Student learning outcomes

By the end of this chapter, the student should be able to:

• Recognize and understand discrete and continuous probability distribution functions, in general.
• Calculate and interpret expected values.
• Recognize the binomial probability distribution and apply it appropriately.
• Recognize the uniform probability distribution and apply it appropriately.
• Classify discrete and continuous word problems by their distributions.

Introduction to discrete random variables

A student takes a 10 question true-false quiz. Because the student had such a busy schedule, he or she could not study and randomly guesses at each answer. What is the probability of the student passing the test with at least a 70%?

Small companies might be interested in the number of long distance phone calls their employees make during the peak time of the day. Suppose the average is 20 calls. What is the probability that the employees make more than 20 long distance phone calls during the peak time?

These two examples illustrate two different types of probability problems involving discrete random variables. Recall that discrete data are data that you can count. A random variable describes the outcomes of a statistical experiment in words. The values of a random variable can vary with each repetition of an experiment.

In this chapter, you will study probability problems involving discrete random distributions. You will also study long-term averages associated with them.

Random variable notation

Upper case letters like $X$ or $Y$ denote a random variable. Lower case letters like $x$ or $y$ denote the value of a random variable. If $X$ is a random variable, then $X$ is written in words. and $x$ is given as a number.

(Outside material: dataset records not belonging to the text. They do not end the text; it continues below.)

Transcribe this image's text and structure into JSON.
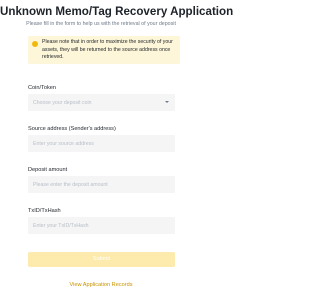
{
  "header": {
    "title": "Unknown Memo/Tag Recovery Application",
    "subtitle": "Please fill in the form to help us with the retrieval of your deposit"
  },
  "notice": {
    "text": "Please note that in order to maximize the security of your assets, they will be returned to the source address once retrieved.",
    "icon": "dot-icon",
    "color": "#f0b90b",
    "background": "#fef6d8"
  },
  "form": {
    "coin": {
      "label": "Coin/Token",
      "placeholder": "Choose your deposit coin"
    },
    "source_address": {
      "label": "Source address (Sender's address)",
      "placeholder": "Enter your source address"
    },
    "deposit_amount": {
      "label": "Deposit amount",
      "placeholder": "Please enter the deposit amount"
    },
    "txid": {
      "label": "TxID/TxHash",
      "placeholder": "Enter your TxID/TxHash"
    },
    "submit_label": "Submit"
  },
  "footer": {
    "link_label": "View Application Records"
  },
  "colors": {
    "accent": "#f0b90b",
    "button_disabled": "#fcebad",
    "link": "#c99400"
  }
}
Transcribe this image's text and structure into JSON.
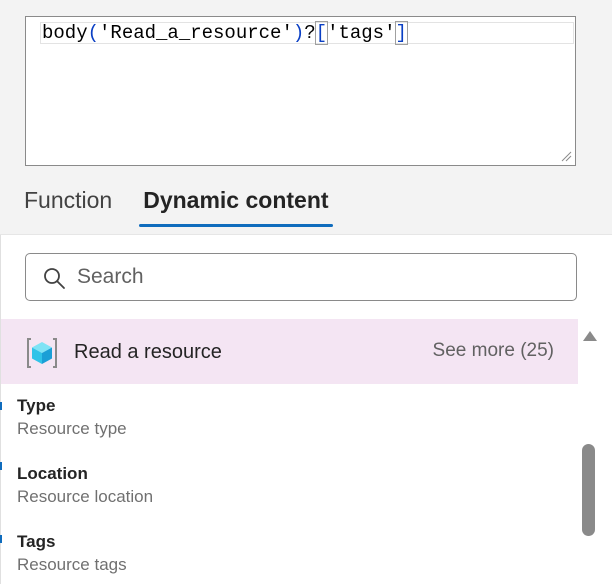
{
  "editor": {
    "code_parts": [
      "body",
      "(",
      "'Read_a_resource'",
      ")",
      "?",
      "[",
      "'tags'",
      "]"
    ]
  },
  "tabs": [
    {
      "label": "Function",
      "selected": false
    },
    {
      "label": "Dynamic content",
      "selected": true
    }
  ],
  "search": {
    "placeholder": "Search",
    "value": ""
  },
  "section": {
    "title": "Read a resource",
    "see_more": "See more (25)",
    "icon": "azure-resource-icon"
  },
  "items": [
    {
      "title": "Type",
      "description": "Resource type"
    },
    {
      "title": "Location",
      "description": "Resource location"
    },
    {
      "title": "Tags",
      "description": "Resource tags"
    }
  ],
  "colors": {
    "accent": "#0f6cbd",
    "section_bg": "#f4e5f3",
    "code_paren": "#0a3fc4"
  }
}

For example, let $X$ = the number of heads you get when you toss three fair coins. The sample space for the toss of three fair coins is

• $\mathrm{TTT}$
• $\mathrm{THH}$
• $\mathrm{HTH}$
• $\mathrm{HHT}$
• $\mathrm{HTT}$
• $\mathrm{THT}$
• $\mathrm{TTH}$
• $\mathrm{HHH}$

Optional collaborative classroom activity

Toss a coin 10 times and record the number of heads. After all members of the class have completed the experiment (tossed a coin 10 times and counted the number of heads), fill in the chart using a heading like the one below. Let $X$ = the number of heads in 10 tosses of the coin.

• Which value(s) of $x$ occurred most frequently?
• If you tossed the coin 1,000 times, what values could $x$ take on? Which value(s) of $x$ do you think would occur most frequently?
• What does the relative frequency column sum to?